Tarif Transbandara Rp15 Ribu Tuai Kritik, Gugatan ke MA Disiapkan

AKURAT.CO Tim Advokasi Peduli Transportasi Publik menilai penetapan tarif Transbandara rute Blok M-Bandara Soekarno-Hatta sebesar Rp15.000 berpotensi menurunkan minat masyarakat menggunakan layanan tersebut.
Mereka juga akan mengajukan uji materi terhadap Keputusan Gubernur DKI Jakarta Nomor 685 Tahun 2026 ke Mahkamah Agung, sebelum aturan itu berlaku pada 1 September 2026.
Perwakilan Tim Advokasi Peduli Transportasi Publik, Jeremy Hutapea, menyayangkan keputusan Pemerintah Provinsi DKI Jakarta yang menetapkan tarif sebesar Rp15.000.
Menurutnya, besaran tarif tersebut tidak sejalan dengan harapan masyarakat maupun komitmen yang pernah disampaikan Gubernur DKI Jakarta, Pramono Anung, saat masa kampanye.
Jeremy mengingatkan agar Pemprov DKI Jakarta tetap merealisasikan berbagai janji pengembangan transportasi publik yang pernah disampaikan kepada masyarakat.
Baca Juga: Tarif Transbandara Blok M-Soekarno-Hatta Ditetapkan Rp15 Ribu, Berlaku Mulai 1 September
Beberapa di antaranya meliputi perpanjangan jalur MRT hingga Tangerang Selatan dan Bekasi, pembangunan MRT Monas-JIS, pengembangan LRT, perluasan kebijakan work from home (WFH) untuk mengurangi kemacetan, menjadikan pengemudi ojek online sebagai pekerja formal bergaji UMR, serta penerapan Jaklingko gratis.
"Semoga warga Jakarta tidak dilupakan atas janji kampanye Bapak Pramono dan berharap Jakarta Smart City dikedepankan dalam pembangunan Jakarta. Dengan tidak membebankan warga Jakarta dari sisi ekonomi," kata Jeremy, dalam keterangannya, Sabtu (1/8/2026).
Sesama perwakilan tim advokasi, Johan Imanuel, menilai tarif Rp15.000 tidak berpihak kepada masyarakat. Sehingga dikhawatirkan mengurangi daya tarik layanan Transbandara sebagai transportasi umum menuju Bandara Soekarno-Hatta.

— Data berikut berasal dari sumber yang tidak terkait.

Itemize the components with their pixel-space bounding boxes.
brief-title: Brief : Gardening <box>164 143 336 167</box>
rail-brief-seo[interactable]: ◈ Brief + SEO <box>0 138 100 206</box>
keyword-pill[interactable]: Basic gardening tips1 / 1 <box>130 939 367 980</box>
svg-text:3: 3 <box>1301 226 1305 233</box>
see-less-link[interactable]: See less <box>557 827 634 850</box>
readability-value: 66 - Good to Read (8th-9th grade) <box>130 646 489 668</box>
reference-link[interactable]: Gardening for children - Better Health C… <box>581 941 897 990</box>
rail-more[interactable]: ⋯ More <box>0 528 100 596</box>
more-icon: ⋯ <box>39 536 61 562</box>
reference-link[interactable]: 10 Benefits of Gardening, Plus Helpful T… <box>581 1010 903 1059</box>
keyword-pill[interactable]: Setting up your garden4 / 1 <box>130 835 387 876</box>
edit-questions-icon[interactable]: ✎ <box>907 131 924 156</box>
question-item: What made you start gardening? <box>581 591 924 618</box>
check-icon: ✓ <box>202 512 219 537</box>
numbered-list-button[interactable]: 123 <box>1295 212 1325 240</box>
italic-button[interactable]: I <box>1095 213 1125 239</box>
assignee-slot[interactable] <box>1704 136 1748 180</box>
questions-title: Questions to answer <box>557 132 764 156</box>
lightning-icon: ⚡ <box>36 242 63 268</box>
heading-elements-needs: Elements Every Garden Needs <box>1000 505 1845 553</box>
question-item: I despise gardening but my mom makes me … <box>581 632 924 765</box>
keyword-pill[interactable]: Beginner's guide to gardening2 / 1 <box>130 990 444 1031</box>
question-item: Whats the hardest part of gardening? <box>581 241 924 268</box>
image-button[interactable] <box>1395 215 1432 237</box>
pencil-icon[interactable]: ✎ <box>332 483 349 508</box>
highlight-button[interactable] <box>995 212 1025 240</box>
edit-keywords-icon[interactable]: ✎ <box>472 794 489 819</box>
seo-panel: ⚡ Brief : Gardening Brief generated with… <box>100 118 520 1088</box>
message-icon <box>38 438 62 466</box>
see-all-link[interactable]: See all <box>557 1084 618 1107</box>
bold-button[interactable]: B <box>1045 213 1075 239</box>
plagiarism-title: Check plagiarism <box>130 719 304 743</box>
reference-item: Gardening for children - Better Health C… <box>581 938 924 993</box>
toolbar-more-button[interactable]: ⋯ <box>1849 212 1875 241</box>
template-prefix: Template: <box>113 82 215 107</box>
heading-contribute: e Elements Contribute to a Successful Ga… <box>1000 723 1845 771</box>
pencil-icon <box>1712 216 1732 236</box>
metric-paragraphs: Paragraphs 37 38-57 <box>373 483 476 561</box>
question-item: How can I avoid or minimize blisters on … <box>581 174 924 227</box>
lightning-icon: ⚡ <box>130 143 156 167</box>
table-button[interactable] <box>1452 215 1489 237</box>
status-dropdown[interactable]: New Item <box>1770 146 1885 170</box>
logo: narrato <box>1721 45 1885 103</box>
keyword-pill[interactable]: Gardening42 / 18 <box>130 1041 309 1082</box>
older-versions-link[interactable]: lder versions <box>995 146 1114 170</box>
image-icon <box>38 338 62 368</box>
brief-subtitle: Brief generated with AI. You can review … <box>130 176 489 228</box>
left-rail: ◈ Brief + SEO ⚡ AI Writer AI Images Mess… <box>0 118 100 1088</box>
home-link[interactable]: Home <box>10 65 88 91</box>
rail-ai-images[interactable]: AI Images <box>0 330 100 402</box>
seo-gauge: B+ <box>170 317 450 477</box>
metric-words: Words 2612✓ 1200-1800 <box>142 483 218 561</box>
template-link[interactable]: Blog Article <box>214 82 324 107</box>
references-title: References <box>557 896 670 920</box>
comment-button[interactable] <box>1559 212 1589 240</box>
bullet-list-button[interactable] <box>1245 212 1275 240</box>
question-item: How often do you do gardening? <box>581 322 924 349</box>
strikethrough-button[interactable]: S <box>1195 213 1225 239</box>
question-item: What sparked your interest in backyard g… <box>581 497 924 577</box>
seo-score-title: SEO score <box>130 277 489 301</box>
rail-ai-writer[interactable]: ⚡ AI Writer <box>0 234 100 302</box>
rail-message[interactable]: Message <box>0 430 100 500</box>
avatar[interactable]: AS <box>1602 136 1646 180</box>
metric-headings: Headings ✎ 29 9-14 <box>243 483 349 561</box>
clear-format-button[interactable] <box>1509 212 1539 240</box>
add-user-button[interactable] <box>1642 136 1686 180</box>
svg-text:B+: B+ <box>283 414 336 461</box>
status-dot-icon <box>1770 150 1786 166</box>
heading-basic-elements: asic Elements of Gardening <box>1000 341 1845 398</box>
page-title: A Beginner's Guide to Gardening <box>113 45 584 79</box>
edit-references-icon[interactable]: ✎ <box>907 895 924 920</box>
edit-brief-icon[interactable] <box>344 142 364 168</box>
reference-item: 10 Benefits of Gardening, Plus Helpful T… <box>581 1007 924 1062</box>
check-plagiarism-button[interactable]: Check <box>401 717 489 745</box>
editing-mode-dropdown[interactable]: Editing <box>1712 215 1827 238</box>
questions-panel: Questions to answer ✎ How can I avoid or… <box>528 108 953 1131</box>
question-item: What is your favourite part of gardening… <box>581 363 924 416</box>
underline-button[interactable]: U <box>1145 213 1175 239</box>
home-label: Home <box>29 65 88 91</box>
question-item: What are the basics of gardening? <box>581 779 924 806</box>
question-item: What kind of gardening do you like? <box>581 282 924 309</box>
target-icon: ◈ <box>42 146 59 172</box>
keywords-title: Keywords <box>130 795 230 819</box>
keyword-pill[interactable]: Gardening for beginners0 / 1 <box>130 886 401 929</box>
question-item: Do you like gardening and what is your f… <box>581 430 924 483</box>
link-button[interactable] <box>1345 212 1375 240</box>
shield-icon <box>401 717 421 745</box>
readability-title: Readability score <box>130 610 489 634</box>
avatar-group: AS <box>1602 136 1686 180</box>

Menurutnya, kebijakan itu berpotensi digugat melalui mekanisme hak uji materiil di Mahkamah Agung karena dianggap tidak memenuhi prinsip keberpihakan terhadap pengguna transportasi publik.
"Penetapan tarif Rp15 ribu untuk Transbandara Blok M-Soekarno-Hatta tidak populis, sehingga Tim Advokasi Peduli Transportasi Publik memprediksi akan menurunkan minat warga Jakarta menggunakan Transbandara," ujar Johan.
Baca Juga: Pramono: Tarif TransBandara Rp15.000 Bukan Asal Tetap, Mayoritas Warga yang Mengusulkan
Ia menambahkan, tim advokasi segera mendaftarkan permohonan uji materi terhadap Keputusan Gubernur Nomor 685 Tahun 2026, sebelum kebijakan tarif tersebut resmi diberlakukan.
"Tim advokasi segera ke Mahkamah Agung Republik Indonesia untuk menguji keputusan gubernur yang baru dikeluarkan ini sebelum diberlakukan pada 1 September 2026," tegas Johan.
Dilarang mengambil dan/atau menayangkan ulang sebagian atau keseluruhan artikel di atas untuk konten akun media sosial komersil tanpa seizin redaksi.
Berita Terkini

Terpopuler
- 1Kecelakaan Maut di Afrika Selatan, 21 Orang Tewas dalam Tabrakan Tiga Kendaraan
- 2Terpukau Atmosfer Persija vs Persib di SUGBK, John Herdman: Belum Pernah Saya Rasakan
- 3Apa Itu Gempa Megathrust? Ini Wilayah Indonesia yang Berpotensi Terdampak
- 4Tokoh Partai Reformasi Britania Raya Balas Trump soal Irlandia Bersatu: Jangan Campuri Politik Inggris!
- 5Soal Kabar Jokowi-Megawati Bakal Bertemu, Said Abdullah: Kartunya Mati, Jangan Dihidupkan Lagi
- 6Suahasil Nazara Jadi Menkeu Baru, Ini Sosok dan Perjalanan Kariernya
- 7ACL Two: FC Seoul Siapkan Pemain SMA Lawan Persib Bandung, Anggap Remeh?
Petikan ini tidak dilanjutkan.